Publicado em 28/06/2020 às 12h17 | 683 visualizações |

Respeito: é a palavra que define o Dia do Orgulho LGBTQi+

Brasil lidera o ranking mundial de assassinatos por LGBTfobia

 

Dia do Orgulho LGBTQI+ (lésbicas, gays, bissexuais, travestis, transexuais, queer, pessoas intersex e outros) é comemorado, no dia 28 de junho, em todo o mundo. Neste mesmo dia, no ano de 1969, ocorreu, na cidade de Nova York, o que veio a ser conhecido como a Rebelião de Stonewall Inn, em referência ao nome de um bar que era, e ainda é, frequentado por lésbicas, gays, bissexuais, travestis e transexuais e que sofria repetidas batidas policiais, sem justificativas, em ações de bastante truculência e preconceito da polícia.

Naquela noite, a violenta repressão policial foi respondida pelas pessoas presentes no bar, que se revoltaram contra as autoridades. Os enfrentamentos que seguiram por cerca de cinco dias e tornaram-se um marco na luta pela igualdade de direitos de LGBT+.
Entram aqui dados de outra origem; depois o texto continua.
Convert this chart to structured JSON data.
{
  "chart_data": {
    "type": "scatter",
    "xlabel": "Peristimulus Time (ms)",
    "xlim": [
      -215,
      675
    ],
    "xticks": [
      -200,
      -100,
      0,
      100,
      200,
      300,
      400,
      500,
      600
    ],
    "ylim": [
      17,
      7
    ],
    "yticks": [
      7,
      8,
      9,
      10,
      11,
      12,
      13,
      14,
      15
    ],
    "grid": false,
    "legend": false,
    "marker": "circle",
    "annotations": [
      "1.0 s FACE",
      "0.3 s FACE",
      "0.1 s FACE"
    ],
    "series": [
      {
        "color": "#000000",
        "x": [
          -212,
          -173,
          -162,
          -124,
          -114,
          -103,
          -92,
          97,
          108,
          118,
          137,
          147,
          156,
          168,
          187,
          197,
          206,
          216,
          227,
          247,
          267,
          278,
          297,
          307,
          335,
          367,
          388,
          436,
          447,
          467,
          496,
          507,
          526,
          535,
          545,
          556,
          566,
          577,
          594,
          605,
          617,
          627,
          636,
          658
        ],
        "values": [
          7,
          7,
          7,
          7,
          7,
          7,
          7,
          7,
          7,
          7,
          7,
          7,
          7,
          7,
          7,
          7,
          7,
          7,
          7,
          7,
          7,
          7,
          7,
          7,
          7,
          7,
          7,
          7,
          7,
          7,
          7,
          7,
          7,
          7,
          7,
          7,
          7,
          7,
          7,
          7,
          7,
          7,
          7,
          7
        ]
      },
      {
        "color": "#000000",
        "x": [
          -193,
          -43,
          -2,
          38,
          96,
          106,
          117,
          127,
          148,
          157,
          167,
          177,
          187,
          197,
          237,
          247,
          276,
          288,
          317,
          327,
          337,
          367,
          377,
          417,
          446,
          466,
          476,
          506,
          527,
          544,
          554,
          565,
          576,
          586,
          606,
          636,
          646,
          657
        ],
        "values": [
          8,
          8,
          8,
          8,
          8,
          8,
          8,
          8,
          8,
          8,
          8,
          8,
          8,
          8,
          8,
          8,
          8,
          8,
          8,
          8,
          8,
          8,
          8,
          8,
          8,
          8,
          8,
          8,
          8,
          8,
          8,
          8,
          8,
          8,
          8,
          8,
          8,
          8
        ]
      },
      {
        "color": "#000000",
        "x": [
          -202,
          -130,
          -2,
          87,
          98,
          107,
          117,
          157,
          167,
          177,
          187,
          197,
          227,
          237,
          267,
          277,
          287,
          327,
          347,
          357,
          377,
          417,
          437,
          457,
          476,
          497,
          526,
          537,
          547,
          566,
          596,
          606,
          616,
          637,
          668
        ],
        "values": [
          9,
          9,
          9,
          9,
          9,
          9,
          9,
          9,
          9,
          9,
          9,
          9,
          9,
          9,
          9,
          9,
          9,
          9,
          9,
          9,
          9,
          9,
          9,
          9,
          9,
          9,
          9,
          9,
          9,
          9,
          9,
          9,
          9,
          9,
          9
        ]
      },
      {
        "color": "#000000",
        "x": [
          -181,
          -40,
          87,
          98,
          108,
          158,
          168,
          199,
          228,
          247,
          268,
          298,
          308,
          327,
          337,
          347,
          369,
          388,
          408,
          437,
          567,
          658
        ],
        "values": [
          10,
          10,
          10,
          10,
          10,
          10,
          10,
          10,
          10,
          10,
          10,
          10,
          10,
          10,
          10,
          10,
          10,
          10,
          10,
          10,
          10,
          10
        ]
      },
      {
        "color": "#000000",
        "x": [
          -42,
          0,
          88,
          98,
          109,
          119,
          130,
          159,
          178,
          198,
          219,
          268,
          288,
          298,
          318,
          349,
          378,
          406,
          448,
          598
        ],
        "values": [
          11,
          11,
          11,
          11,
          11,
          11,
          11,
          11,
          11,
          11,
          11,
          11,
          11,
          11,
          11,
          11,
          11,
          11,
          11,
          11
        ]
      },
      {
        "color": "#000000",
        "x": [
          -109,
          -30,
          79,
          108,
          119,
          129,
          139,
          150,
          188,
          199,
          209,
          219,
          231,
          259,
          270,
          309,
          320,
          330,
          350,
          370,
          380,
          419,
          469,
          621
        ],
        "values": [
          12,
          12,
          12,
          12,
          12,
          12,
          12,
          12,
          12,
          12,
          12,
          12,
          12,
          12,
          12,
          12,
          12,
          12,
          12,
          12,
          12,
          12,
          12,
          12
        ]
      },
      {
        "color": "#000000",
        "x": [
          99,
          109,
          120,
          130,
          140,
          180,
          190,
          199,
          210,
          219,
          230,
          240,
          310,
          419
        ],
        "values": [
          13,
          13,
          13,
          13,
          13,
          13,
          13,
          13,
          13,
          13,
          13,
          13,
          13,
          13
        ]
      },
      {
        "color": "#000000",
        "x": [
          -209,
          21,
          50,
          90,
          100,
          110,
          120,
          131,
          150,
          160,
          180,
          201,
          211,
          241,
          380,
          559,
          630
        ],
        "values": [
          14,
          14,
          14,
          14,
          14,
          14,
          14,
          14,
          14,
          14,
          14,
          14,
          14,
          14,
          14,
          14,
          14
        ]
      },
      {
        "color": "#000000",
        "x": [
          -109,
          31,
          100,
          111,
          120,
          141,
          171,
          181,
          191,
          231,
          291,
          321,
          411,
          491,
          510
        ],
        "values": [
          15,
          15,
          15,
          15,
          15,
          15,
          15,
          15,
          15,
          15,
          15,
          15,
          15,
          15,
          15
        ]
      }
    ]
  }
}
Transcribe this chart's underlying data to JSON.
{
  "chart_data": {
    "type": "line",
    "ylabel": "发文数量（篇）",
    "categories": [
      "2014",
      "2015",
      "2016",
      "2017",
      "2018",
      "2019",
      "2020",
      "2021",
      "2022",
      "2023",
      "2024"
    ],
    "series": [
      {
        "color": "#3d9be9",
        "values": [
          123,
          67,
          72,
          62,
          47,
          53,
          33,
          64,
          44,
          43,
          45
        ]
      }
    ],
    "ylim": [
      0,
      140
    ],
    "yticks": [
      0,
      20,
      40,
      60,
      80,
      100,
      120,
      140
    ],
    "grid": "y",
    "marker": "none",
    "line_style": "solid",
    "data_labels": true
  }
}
Um mês após a revolta, foi feita a 1ª Parada do Orgulho Gay. A comunidade LGBT+ marchou pelas ruas da cidade, demonstrando que não estaria mais disposta a aceitar essa opressão e que exigiria os mesmos direitos de toda a população. Desde então, esta data é celebrada por meio de paradas e outros eventos culturais, numa expressão de orgulho de assumir publicamente a orientação sexual e identidade de gênero.

No dia 17 de maio de 1990, a Organização Mundial de Saúde (OMS) retirou da lista internacional de doenças o homossexualismo. Esse termo hoje é considerado pejorativo por conta do sufixo “ismo”, referente à doença, que foi substituído por “dade”, relativo ao modo de ser.

 

Apesar dos avanços, discriminação e preconceito persistem

Cada país e cultura trata na prática a questão da homossexualidade de maneira diferente, com menor ou maior grau de violência ou exclusão.

No Brasil, o Supremo Tribunal Federal aprovou no dia 13 de junho de 2019 a criminalização da homofobia. O casamento civil igualitário ocorre na prática desde 2011.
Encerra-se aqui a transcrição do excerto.